C’era una rosa e c’erano altri fiori, altri tre fiori. Tutti insieme vivevano in uno splendido vaso. Uno di quelli variopinti, probabilmente di un certo valore, data la sua antichità. I tre fiori vivevano in esso tranquilli, e felici della loro funzione ornamentale. Erano molto simpatici e passavano tutta la giornata a parlare del tempo, a godersi i candidi raggi del sole che a turno li abbracciavano e se possibile, ad aiutarsi tra loro soprattutto nelle notti gelide quando si stringevano l’uno accanto all’altro per puro e semplice istinto di sopravvivenza. Andavano decisamente molto d’accordo. Dall’altra parte del vaso, e distanziata da loro, c’era una rosa. Era un esemplare magnifico, diverso da tutte le altre della sua specie. Era possente così dritta, ma allo stesso tempo elegante. Aveva un portamento sontuoso e per questo si era guadagnata la stima degli altri fiori. Inoltre, a renderla unica, aveva sui suoi petali rossi fuoco delle sfumature di bianco che, se non fosse che era un essere vivente, si sarebbe pensato che un artigiano, uno dei migliori però, gliele avesse dipinte come ornamento, tanto erano ben fatte. La rosa invece, se si è detto che per il suo aspetto aveva guadagnato la stima dei coinquilini, di certo con i suoi modi l’aveva persa tutta anzi, era forse in debito con loro. Infatti non partecipava mai alle chiacchiere degli altri fiori e molto spesso nemmeno rispondeva alle loro domande. Se ne stava lì, in un angolo, eretta e ben attenta a non mostrare nessun punto di debolezza.

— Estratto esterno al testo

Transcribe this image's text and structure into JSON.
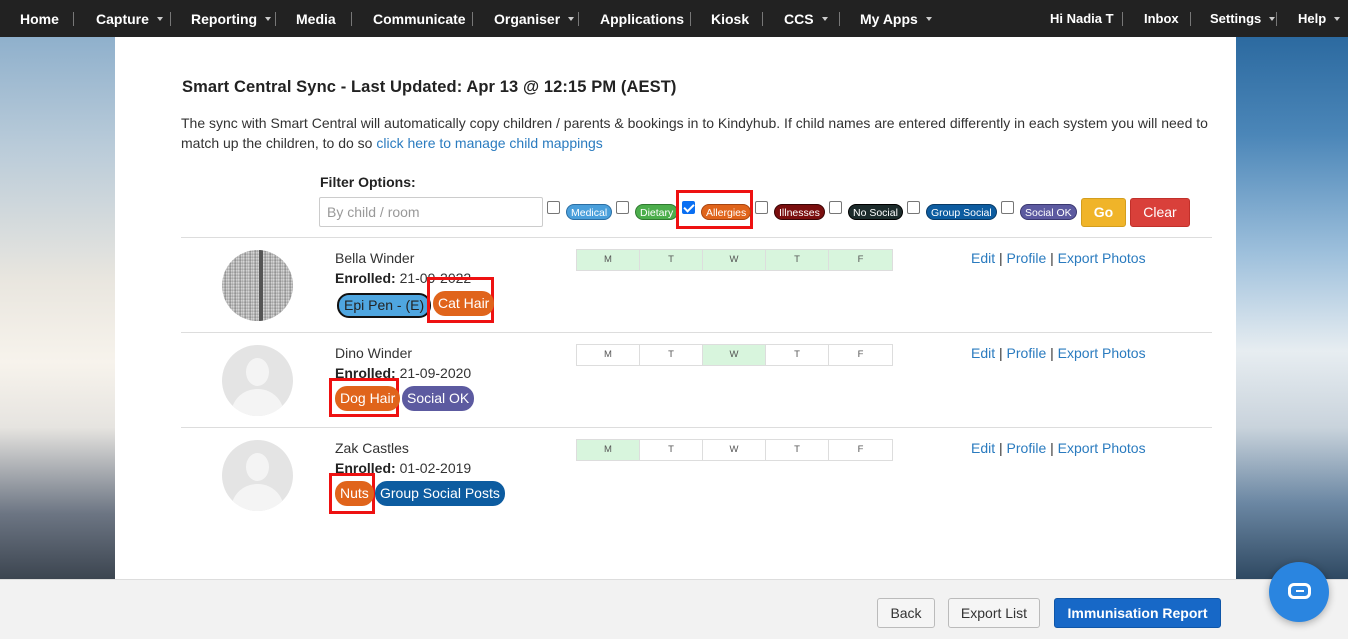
{
  "nav": {
    "items": [
      {
        "label": "Home",
        "caret": false
      },
      {
        "label": "Capture",
        "caret": true
      },
      {
        "label": "Reporting",
        "caret": true
      },
      {
        "label": "Media",
        "caret": false
      },
      {
        "label": "Communicate",
        "caret": false
      },
      {
        "label": "Organiser",
        "caret": true
      },
      {
        "label": "Applications",
        "caret": false
      },
      {
        "label": "Kiosk",
        "caret": false
      },
      {
        "label": "CCS",
        "caret": true
      },
      {
        "label": "My Apps",
        "caret": true
      }
    ],
    "right": [
      {
        "label": "Hi Nadia T",
        "caret": false
      },
      {
        "label": "Inbox",
        "caret": false
      },
      {
        "label": "Settings",
        "caret": true
      },
      {
        "label": "Help",
        "caret": true
      }
    ]
  },
  "page": {
    "title": "Smart Central Sync - Last Updated: Apr 13 @ 12:15 PM (AEST)",
    "intro": "The sync with Smart Central will automatically copy children / parents & bookings in to Kindyhub. If child names are entered differently in each system you will need to match up the children, to do so ",
    "intro_link": "click here to manage child mappings"
  },
  "filter": {
    "label": "Filter Options:",
    "placeholder": "By child / room",
    "value": "",
    "options": [
      {
        "label": "Medical",
        "color": "#4a9fdb",
        "checked": false
      },
      {
        "label": "Dietary",
        "color": "#4cae4c",
        "checked": false
      },
      {
        "label": "Allergies",
        "color": "#e0641b",
        "checked": true
      },
      {
        "label": "Illnesses",
        "color": "#7a0e0e",
        "checked": false
      },
      {
        "label": "No Social",
        "color": "#1c2b2b",
        "checked": false
      },
      {
        "label": "Group Social",
        "color": "#0d5ca0",
        "checked": false
      },
      {
        "label": "Social OK",
        "color": "#5c5aa0",
        "checked": false
      }
    ],
    "go_label": "Go",
    "clear_label": "Clear"
  },
  "days": [
    "M",
    "T",
    "W",
    "T",
    "F"
  ],
  "children": [
    {
      "name": "Bella Winder",
      "enrolled_label": "Enrolled:",
      "enrolled": "21-09-2022",
      "photo": true,
      "tags": [
        {
          "label": "Epi Pen - (E)",
          "color": "#4fa6e0",
          "text_color": "#222",
          "highlight": false
        },
        {
          "label": "Cat Hair",
          "color": "#e0641b",
          "text_color": "#fff",
          "highlight": true
        }
      ],
      "days_on": [
        true,
        true,
        true,
        true,
        true
      ],
      "actions": [
        "Edit",
        "Profile",
        "Export Photos"
      ]
    },
    {
      "name": "Dino Winder",
      "enrolled_label": "Enrolled:",
      "enrolled": "21-09-2020",
      "photo": false,
      "tags": [
        {
          "label": "Dog Hair",
          "color": "#e0641b",
          "text_color": "#fff",
          "highlight": true
        },
        {
          "label": "Social OK",
          "color": "#5c5aa0",
          "text_color": "#fff",
          "highlight": false
        }
      ],
      "days_on": [
        false,
        false,
        true,
        false,
        false
      ],
      "actions": [
        "Edit",
        "Profile",
        "Export Photos"
      ]
    },
    {
      "name": "Zak Castles",
      "enrolled_label": "Enrolled:",
      "enrolled": "01-02-2019",
      "photo": false,
      "tags": [
        {
          "label": "Nuts",
          "color": "#e0641b",
          "text_color": "#fff",
          "highlight": true
        },
        {
          "label": "Group Social Posts",
          "color": "#0d5ca0",
          "text_color": "#fff",
          "highlight": false
        }
      ],
      "days_on": [
        true,
        false,
        false,
        false,
        false
      ],
      "actions": [
        "Edit",
        "Profile",
        "Export Photos"
      ]
    }
  ],
  "footer": {
    "back_label": "Back",
    "export_label": "Export List",
    "immunisation_label": "Immunisation Report"
  },
  "chat": {
    "icon": "chat-icon"
  }
}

Un giorno accadde che uno dei fiori, inavvertitamente, nel fare il classico movimento di avvicinamento verso gli altri due, inciampò e cadde proprio a fianco alla rosa. Ora, essendo un vaso non troppo largo proprio per evitare tali situazioni, non si potrebbe parlare di vera e propria caduta. Fatto sta però che il fiore aveva definitivamente perso l’equilibrio e si trovava in diagonale con l’estremità finale dello stelo da una parte e i petali con tutta la corolla dall’altra. Detta posizione, per quanto a noi possa sembrare così terribile, per il fiore non era poi così male, se non fosse per il fatto che, nella caduta, parte del fusto si era leggermente incrinato ed era sul punto di rompersi se non fosse tornato al più presto nella sua posa originaria. La rosa, data la sua vicinanza, era l’unica che potesse aiutarlo, quindi il fiore si rivolse a lei con tutta la cortesia che il caso poteva permettere e gli chiese se gli dispiacesse dargli una spintarella così che potesse riprendere il controllo di se stesso. Al che la rosa rispose ”Fossi matta, così rischio di rovinare la mia bellezza; arrangiati da solo! ” A nulla servirono le suppliche del povero fiore alle quali si aggiunsero quelle degli altri che, impotenti, guardavano la situazione da una certa distanza. La rosa però, si fece scivolare addosso tutte quelle parole e incurante, continuò imperterrita la sua fanatica esibizione. Passò qualche ora e la situazione del povero fiore andò via via peggiorando fino a che, agonizzante, cessò di vivere.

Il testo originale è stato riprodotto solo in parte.